Abstract:
Image inpainting is now-a-days sought after due to its wide variety of applications in the reconstruction
of the corrupted image, occlusion removal, reflection removal, etc. Existing image inpainting approaches
utilize different types of attention mechanisms to inpaint the image and produce visibly admirable results. These methods are more concerned at weighing the feature maps of the hole region with some
weight from the non-hole region. But, due to the lack of spatial contextual correlation in the attention maps, the inpainted image may suffer from the inconsistencies among hole and non-hole regions.

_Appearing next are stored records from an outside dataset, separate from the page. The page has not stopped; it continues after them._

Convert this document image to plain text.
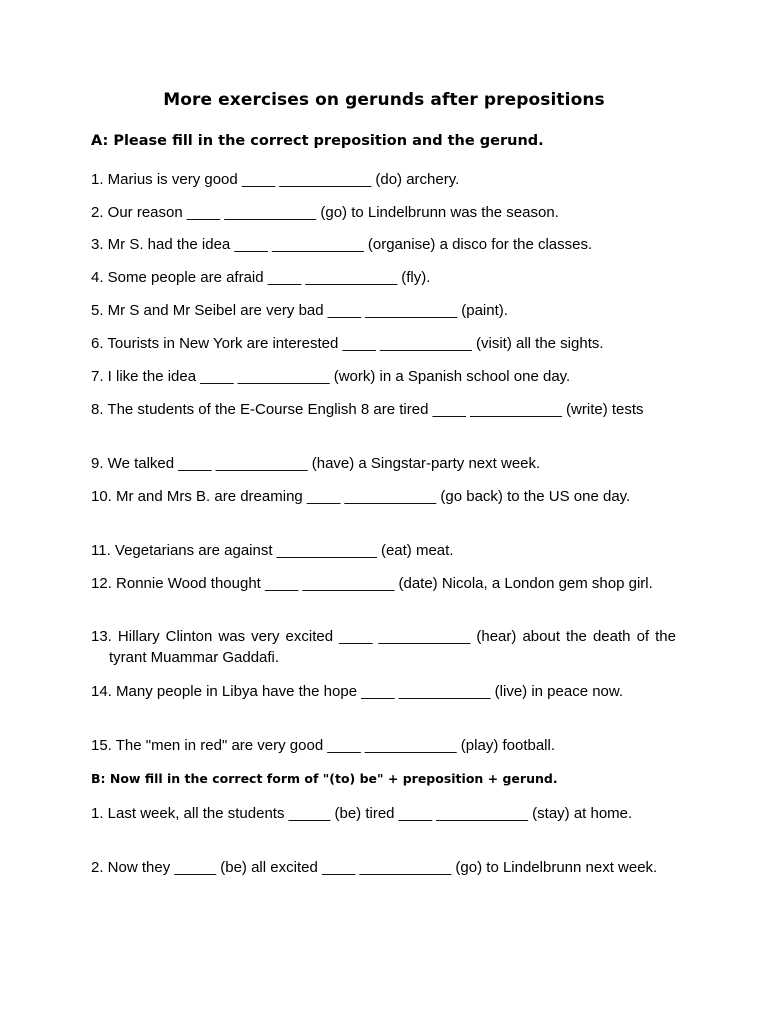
More exercises on gerunds after prepositions
A: Please fill in the correct preposition and the gerund.
1. Marius is very good ____ ___________ (do) archery.
2. Our reason ____ ___________ (go) to Lindelbrunn was the season.
3. Mr S. had the idea ____ ___________ (organise) a disco for the classes.
4. Some people are afraid ____ ___________ (fly).
5. Mr S and Mr Seibel are very bad ____ ___________ (paint).
6. Tourists in New York are interested ____ ___________ (visit) all the sights.
7. I like the idea ____ ___________ (work) in a Spanish school one day.
8. The students of the E-Course English 8 are tired ____ ___________ (write) tests
9. We talked ____ ___________ (have) a Singstar-party next week.
10. Mr and Mrs B. are dreaming ____ ___________ (go back) to the US one day.
11. Vegetarians are against ____________ (eat) meat.
12. Ronnie Wood thought ____ ___________ (date) Nicola, a London gem shop girl.
13. Hillary Clinton was very excited ____ ___________ (hear) about the death of the tyrant Muammar Gaddafi.
14. Many people in Libya have the hope ____ ___________ (live) in peace now.
15. The "men in red" are very good ____ ___________ (play) football.
B: Now fill in the correct form of "(to) be" + preposition + gerund.
1. Last week, all the students _____ (be) tired ____ ___________ (stay) at home.
2. Now they _____ (be) all excited ____ ___________ (go) to Lindelbrunn next week.
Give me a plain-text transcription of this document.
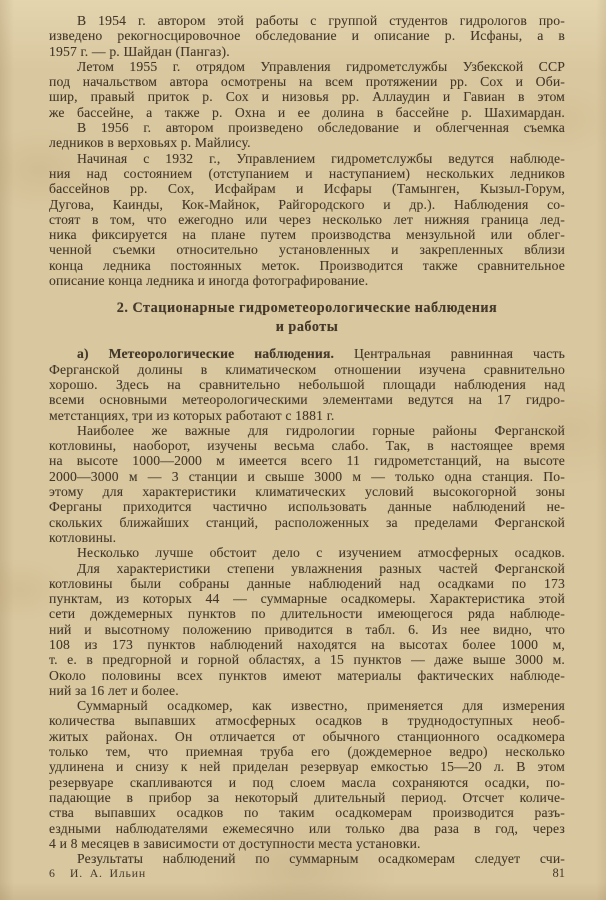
В 1954 г. автором этой работы с группой студентов гидрологов про-
изведено рекогносцировочное обследование и описание р. Исфаны, а в
1957 г. — р. Шайдан (Пангаз).
Летом 1955 г. отрядом Управления гидрометслужбы Узбекской ССР
под начальством автора осмотрены на всем протяжении рр. Сох и Оби-
шир, правый приток р. Сох и низовья рр. Аллаудин и Гавиан в этом
же бассейне, а также р. Охна и ее долина в бассейне р. Шахимардан.
В 1956 г. автором произведено обследование и облегченная съемка
ледников в верховьях р. Майлису.
Начиная с 1932 г., Управлением гидрометслужбы ведутся наблюде-
ния над состоянием (отступанием и наступанием) нескольких ледников
бассейнов рр. Сох, Исфайрам и Исфары (Тамынген, Кызыл-Горум,
Дугова, Каинды, Кок-Майнок, Райгородского и др.). Наблюдения со-
стоят в том, что ежегодно или через несколько лет нижняя граница лед-
ника фиксируется на плане путем производства мензульной или облег-
ченной съемки относительно установленных и закрепленных вблизи
конца ледника постоянных меток. Производится также сравнительное
описание конца ледника и иногда фотографирование.
2. Стационарные гидрометеорологические наблюдения
и работы
а) Метеорологические наблюдения. Центральная равнинная часть
Ферганской долины в климатическом отношении изучена сравнительно
хорошо. Здесь на сравнительно небольшой площади наблюдения над
всеми основными метеорологическими элементами ведутся на 17 гидро-
метстанциях, три из которых работают с 1881 г.
Наиболее же важные для гидрологии горные районы Ферганской
котловины, наоборот, изучены весьма слабо. Так, в настоящее время
на высоте 1000—2000 м имеется всего 11 гидрометстанций, на высоте
2000—3000 м — 3 станции и свыше 3000 м — только одна станция. По-
этому для характеристики климатических условий высокогорной зоны
Ферганы приходится частично использовать данные наблюдений не-
скольких ближайших станций, расположенных за пределами Ферганской
котловины.
Несколько лучше обстоит дело с изучением атмосферных осадков.
Для характеристики степени увлажнения разных частей Ферганской
котловины были собраны данные наблюдений над осадками по 173
пунктам, из которых 44 — суммарные осадкомеры. Характеристика этой
сети дождемерных пунктов по длительности имеющегося ряда наблюде-
ний и высотному положению приводится в табл. 6. Из нее видно, что
108 из 173 пунктов наблюдений находятся на высотах более 1000 м,
т. е. в предгорной и горной областях, а 15 пунктов — даже выше 3000 м.
Около половины всех пунктов имеют материалы фактических наблюде-
ний за 16 лет и более.
Суммарный осадкомер, как известно, применяется для измерения
количества выпавших атмосферных осадков в труднодоступных необ-
житых районах. Он отличается от обычного станционного осадкомера
только тем, что приемная труба его (дождемерное ведро) несколько
удлинена и снизу к ней приделан резервуар емкостью 15—20 л. В этом
резервуаре скапливаются и под слоем масла сохраняются осадки, по-
падающие в прибор за некоторый длительный период. Отсчет количе-
ства выпавших осадков по таким осадкомерам производится разъ-
ездными наблюдателями ежемесячно или только два раза в год, через
4 и 8 месяцев в зависимости от доступности места установки.
Результаты наблюдений по суммарным осадкомерам следует счи-
6 И. А. Ильин	81
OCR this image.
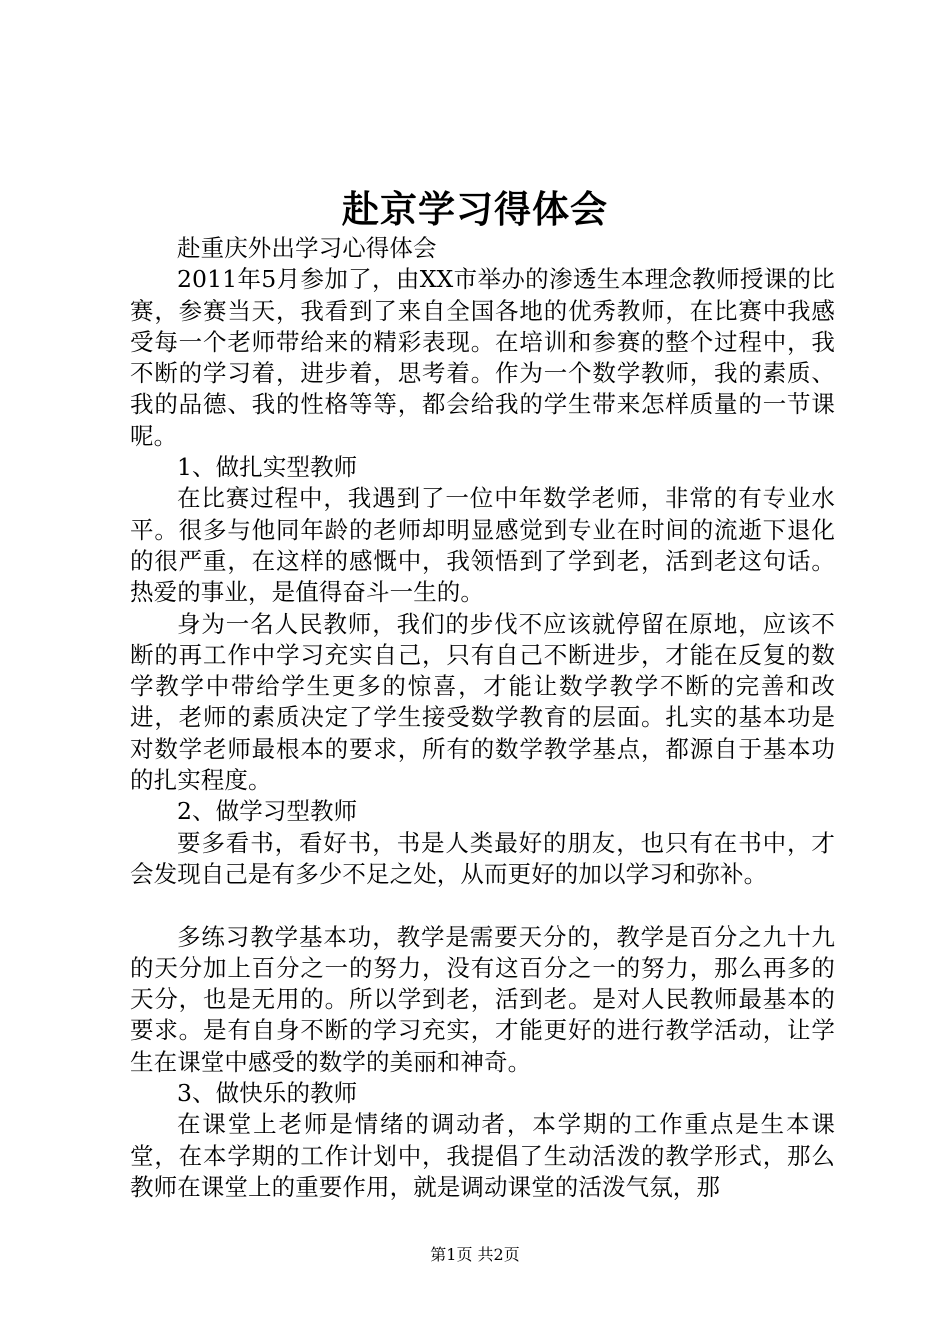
赴京学习得体会

赴重庆外出学习心得体会

2011年5月参加了，由XX市举办的渗透生本理念教师授课的比赛，参赛当天，我看到了来自全国各地的优秀教师，在比赛中我感受每一个老师带给来的精彩表现。在培训和参赛的整个过程中，我不断的学习着，进步着，思考着。作为一个数学教师，我的素质、我的品德、我的性格等等，都会给我的学生带来怎样质量的一节课呢。

1、做扎实型教师

在比赛过程中，我遇到了一位中年数学老师，非常的有专业水平。很多与他同年龄的老师却明显感觉到专业在时间的流逝下退化的很严重，在这样的感慨中，我领悟到了学到老，活到老这句话。热爱的事业，是值得奋斗一生的。

身为一名人民教师，我们的步伐不应该就停留在原地，应该不断的再工作中学习充实自己，只有自己不断进步，才能在反复的数学教学中带给学生更多的惊喜，才能让数学教学不断的完善和改进，老师的素质决定了学生接受数学教育的层面。扎实的基本功是对数学老师最根本的要求，所有的数学教学基点，都源自于基本功的扎实程度。

2、做学习型教师

要多看书，看好书，书是人类最好的朋友，也只有在书中，才会发现自己是有多少不足之处，从而更好的加以学习和弥补。

多练习教学基本功，教学是需要天分的，教学是百分之九十九的天分加上百分之一的努力，没有这百分之一的努力，那么再多的天分，也是无用的。所以学到老，活到老。是对人民教师最基本的要求。是有自身不断的学习充实，才能更好的进行教学活动，让学生在课堂中感受的数学的美丽和神奇。

3、做快乐的教师

在课堂上老师是情绪的调动者，本学期的工作重点是生本课堂，在本学期的工作计划中，我提倡了生动活泼的教学形式，那么教师在课堂上的重要作用，就是调动课堂的活泼气氛，那

第1页 共2页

Transformer-based inpainting methods give significant results by capturing the relationship between the
patches with a compromise of high computational complexity. In this context, we propose a novel spatial projection layer (SPL) without any attention mechanism to project the spatial contextual information
in the hole region from non-hole regions for producing a spatially plausible inpainted image. The SPL
is proposed mainly to focus on the non-hole spatial information in the high-level feature maps for filling the hole regions efficiently. Also, while training the network, we propose the use of edge loss with
a Canny edge operator for image inpainting to focus on the relevant edges instead of noise contents.
Analysis with the extensive experiments, ablation, and user study on the proposed architecture demonstrates the superiority over existing state-of-the-art methods for image inpainting.